As recently as 2005 global institutions placed nearly all of their commodities assets — then worth $73 billion — in passive, long-only strategies, according to Barclays Capital. Last year enhanced index and long-short vehicles claimed $55 billion out of $376 billion. “We’re still seeing strong inflows into passive strategies for diversification, but investors now are looking to generate alpha as well,” says Philippe Comer, Barclays’s New York–based head of commodity investor structuring for the Americas.

Demand for third-party managers is growing. “It is a natural maturation of the asset class,” says Adam De Chiara, co-president of Stamford, Connecticut–based Jefferies Asset Management, which manages more than $1 billion in commodities.

The unique challenges of indexing commodities have helped drive investors toward active strategies. Unlike broad equity indexes, commodities indexes turn over each month when the nearest-term futures contracts expire. Active investors can profit by rolling contracts before or after the scheduled trade. Such roll timing has recently added 30 basis points a year in outperformance, says David Hemming, portfolio manager at London-based Hermes Fund Managers, which invests $2 billion of its $40.1 billion in assets in commodities.

The shape of the commodities futures curve can complicate matters. Starting five years ago, the curves for crude oil and several other commodities became upward-sloping, with longer-dated contracts priced higher than those closest to expiration, reflecting expectations that demand from emerging markets and uncertainty about future supplies will boost prices. When index investors roll from the nearest, cheaper contract to the next, more-expensive one, they lose money.

To combat negative roll yield, money managers buy contracts several months out, where the price curves for many commodities tend to flatten. “I can be away from the immediate contract and roll from the third- to the fourth-month contract to avoid some of the negative impact on returns associated with a futures curve that is upward-sloping,” says Johnson of Goldman, whose firm manages some $4 billion in commodities.

Commodities can be rich sources of alpha, especially compared with equities and fixed income. Consolidated data on commodities is not widely available, says Michael Lewis, who is a principal and works in manager research at Mercer in Toronto. Also, because producers and consumers such as oil companies and airlines still dominate commodities markets and they generally seek to lock in prices, financial players willing to accept price fluctuations can earn a premium for taking the other side of the trade.

One manager with an all-in-one, passive-plus-active approach to commodities investing in a mutual fund format is John Brynjolfsson, CIO of Aliso Viejo, California–based Armored Wolf, subadviser to the Eaton Vance Commodity Strategy Fund. Most of the fund aims to match the Dow Jones–UBS commodity index through a total return swap. Armored Wolf adds an actively managed overlay component that can be long or short by as much as 5 percent of the index.

Brynjolfsson uses active strategies from roll timing and curve positioning to relative-value trades based on geographic or qualitative anomalies. He also makes directional bets on individual commodities. As of mid-March the Eaton Vance fund was up 19.75 percent since its April 2010 launch, versus 20.74 percent for its benchmark.
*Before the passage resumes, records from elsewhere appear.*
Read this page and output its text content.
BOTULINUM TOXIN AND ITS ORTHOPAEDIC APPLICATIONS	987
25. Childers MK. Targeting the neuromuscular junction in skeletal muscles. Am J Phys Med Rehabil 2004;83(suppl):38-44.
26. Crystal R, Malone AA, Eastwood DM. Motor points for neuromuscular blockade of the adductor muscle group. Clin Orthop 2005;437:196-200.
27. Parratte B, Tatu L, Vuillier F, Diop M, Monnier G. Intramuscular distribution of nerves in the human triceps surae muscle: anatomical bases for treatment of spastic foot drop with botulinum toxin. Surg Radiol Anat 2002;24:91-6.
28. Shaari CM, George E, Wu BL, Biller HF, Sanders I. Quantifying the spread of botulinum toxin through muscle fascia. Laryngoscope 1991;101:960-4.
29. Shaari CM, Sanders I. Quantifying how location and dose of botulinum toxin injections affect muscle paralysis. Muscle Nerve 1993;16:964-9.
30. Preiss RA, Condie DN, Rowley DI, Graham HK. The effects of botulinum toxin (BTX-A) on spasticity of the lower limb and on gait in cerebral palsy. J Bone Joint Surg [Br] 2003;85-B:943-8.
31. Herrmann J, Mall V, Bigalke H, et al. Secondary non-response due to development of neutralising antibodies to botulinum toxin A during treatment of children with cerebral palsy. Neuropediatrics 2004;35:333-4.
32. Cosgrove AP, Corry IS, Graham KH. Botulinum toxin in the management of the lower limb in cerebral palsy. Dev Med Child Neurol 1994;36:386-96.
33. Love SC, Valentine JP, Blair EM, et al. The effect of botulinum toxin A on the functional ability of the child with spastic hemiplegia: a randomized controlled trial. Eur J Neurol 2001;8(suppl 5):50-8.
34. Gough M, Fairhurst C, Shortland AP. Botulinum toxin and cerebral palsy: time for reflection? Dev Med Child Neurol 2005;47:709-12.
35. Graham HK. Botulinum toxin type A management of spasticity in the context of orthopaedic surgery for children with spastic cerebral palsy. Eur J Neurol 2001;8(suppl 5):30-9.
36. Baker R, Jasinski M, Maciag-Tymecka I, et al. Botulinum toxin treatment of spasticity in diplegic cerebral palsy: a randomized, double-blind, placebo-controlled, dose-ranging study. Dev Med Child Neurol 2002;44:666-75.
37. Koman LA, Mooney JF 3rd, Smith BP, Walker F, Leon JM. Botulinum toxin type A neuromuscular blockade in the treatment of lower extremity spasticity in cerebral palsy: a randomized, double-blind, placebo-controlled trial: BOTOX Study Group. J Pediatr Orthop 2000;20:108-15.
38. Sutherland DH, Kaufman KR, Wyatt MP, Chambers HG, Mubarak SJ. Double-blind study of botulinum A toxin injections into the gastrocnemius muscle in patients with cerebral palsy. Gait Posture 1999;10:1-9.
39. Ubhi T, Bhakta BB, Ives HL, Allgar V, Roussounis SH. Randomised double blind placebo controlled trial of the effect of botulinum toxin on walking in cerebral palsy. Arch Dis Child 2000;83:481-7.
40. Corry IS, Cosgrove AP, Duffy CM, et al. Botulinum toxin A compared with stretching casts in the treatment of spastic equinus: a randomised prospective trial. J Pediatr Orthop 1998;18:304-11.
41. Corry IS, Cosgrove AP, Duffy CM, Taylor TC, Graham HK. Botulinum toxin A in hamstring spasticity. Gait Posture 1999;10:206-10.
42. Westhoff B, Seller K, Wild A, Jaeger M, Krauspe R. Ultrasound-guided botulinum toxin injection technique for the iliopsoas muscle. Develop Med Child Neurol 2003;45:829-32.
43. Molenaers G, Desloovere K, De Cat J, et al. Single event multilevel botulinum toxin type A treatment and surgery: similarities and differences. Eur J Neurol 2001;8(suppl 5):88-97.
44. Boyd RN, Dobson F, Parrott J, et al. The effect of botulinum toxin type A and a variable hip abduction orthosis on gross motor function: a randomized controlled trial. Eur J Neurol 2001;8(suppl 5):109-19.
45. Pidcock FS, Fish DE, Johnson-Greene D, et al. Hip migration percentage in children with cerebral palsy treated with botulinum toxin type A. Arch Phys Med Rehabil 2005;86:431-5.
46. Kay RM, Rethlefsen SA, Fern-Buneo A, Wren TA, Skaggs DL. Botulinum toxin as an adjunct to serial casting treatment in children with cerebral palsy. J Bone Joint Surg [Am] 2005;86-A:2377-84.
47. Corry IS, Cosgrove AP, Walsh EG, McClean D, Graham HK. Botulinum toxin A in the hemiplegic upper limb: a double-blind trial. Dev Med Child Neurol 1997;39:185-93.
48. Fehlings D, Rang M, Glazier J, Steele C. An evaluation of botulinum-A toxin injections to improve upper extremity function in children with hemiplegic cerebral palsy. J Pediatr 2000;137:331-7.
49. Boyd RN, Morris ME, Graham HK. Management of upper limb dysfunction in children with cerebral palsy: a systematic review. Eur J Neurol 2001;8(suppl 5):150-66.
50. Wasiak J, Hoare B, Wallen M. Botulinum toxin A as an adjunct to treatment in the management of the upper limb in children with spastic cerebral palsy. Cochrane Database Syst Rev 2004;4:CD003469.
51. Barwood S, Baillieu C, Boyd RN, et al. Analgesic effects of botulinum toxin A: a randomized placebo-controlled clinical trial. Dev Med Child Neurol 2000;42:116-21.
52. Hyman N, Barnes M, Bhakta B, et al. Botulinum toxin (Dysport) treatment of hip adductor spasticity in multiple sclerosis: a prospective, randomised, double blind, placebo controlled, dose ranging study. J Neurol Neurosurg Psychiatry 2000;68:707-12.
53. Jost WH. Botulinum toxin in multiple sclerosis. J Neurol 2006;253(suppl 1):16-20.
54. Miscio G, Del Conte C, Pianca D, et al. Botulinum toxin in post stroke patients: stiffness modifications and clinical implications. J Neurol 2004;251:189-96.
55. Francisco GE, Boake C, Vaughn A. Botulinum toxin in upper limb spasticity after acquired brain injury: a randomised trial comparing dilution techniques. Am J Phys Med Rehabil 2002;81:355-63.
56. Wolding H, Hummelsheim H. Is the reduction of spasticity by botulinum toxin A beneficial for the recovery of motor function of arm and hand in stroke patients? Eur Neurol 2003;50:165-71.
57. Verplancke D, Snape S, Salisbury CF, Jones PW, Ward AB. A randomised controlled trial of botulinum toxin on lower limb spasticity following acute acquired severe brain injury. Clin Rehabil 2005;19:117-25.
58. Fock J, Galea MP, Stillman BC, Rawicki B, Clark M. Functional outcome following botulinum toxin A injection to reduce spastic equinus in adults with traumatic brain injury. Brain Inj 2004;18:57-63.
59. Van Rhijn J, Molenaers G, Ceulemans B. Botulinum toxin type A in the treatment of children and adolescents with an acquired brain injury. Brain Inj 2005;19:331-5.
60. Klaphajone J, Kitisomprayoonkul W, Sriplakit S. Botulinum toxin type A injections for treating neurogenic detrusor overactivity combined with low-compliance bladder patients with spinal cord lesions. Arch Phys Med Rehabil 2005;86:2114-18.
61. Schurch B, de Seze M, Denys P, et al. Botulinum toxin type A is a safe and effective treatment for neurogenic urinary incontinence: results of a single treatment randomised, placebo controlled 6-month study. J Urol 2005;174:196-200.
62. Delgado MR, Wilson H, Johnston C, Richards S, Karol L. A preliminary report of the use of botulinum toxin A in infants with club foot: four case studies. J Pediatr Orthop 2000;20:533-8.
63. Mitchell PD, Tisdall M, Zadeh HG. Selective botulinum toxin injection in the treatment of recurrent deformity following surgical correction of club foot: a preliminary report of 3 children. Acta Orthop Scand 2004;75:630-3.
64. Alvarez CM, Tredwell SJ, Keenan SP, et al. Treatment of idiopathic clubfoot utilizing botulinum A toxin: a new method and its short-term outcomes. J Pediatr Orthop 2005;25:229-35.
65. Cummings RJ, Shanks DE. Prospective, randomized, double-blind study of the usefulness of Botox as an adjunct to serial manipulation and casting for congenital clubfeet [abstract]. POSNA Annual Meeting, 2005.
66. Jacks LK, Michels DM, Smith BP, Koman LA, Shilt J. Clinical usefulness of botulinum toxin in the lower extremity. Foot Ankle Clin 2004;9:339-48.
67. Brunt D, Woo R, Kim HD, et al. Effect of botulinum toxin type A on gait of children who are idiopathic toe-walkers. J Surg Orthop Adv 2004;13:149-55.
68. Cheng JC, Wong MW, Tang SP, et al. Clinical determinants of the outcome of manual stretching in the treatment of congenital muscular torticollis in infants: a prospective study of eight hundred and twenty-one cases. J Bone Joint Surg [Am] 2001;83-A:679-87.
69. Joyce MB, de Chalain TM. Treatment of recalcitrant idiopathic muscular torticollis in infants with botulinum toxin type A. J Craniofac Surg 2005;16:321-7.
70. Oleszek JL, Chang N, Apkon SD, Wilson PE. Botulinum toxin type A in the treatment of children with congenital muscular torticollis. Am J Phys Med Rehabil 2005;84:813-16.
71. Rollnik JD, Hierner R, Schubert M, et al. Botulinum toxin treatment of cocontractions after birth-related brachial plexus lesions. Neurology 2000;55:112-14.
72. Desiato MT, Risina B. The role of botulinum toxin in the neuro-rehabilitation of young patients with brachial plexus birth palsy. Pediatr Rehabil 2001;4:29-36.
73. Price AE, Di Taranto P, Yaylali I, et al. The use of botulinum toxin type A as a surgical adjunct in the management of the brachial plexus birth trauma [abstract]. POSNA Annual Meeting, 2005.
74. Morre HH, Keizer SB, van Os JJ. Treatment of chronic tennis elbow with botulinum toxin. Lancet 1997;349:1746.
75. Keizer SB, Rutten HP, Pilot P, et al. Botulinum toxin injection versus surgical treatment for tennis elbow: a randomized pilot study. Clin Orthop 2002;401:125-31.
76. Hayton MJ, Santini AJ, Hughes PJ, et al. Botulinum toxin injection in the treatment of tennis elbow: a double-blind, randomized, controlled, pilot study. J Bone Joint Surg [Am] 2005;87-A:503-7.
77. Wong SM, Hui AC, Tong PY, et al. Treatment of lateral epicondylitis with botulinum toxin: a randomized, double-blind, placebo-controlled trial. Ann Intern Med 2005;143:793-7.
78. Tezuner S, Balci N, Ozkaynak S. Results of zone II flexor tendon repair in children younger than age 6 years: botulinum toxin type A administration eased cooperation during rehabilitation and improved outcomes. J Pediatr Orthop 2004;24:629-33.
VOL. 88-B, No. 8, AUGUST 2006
The fund trailed the index partly because of a short-term cash position in the first weeks after inception.

Investment managers and consultants predict that active commodities strategies will become even more popular. “Even if you’re trying to invest passively, you need active management to keep up with the indexes,” says Payson Swaffield, chief income investment officer at Boston’s Eaton Vance Investment Managers.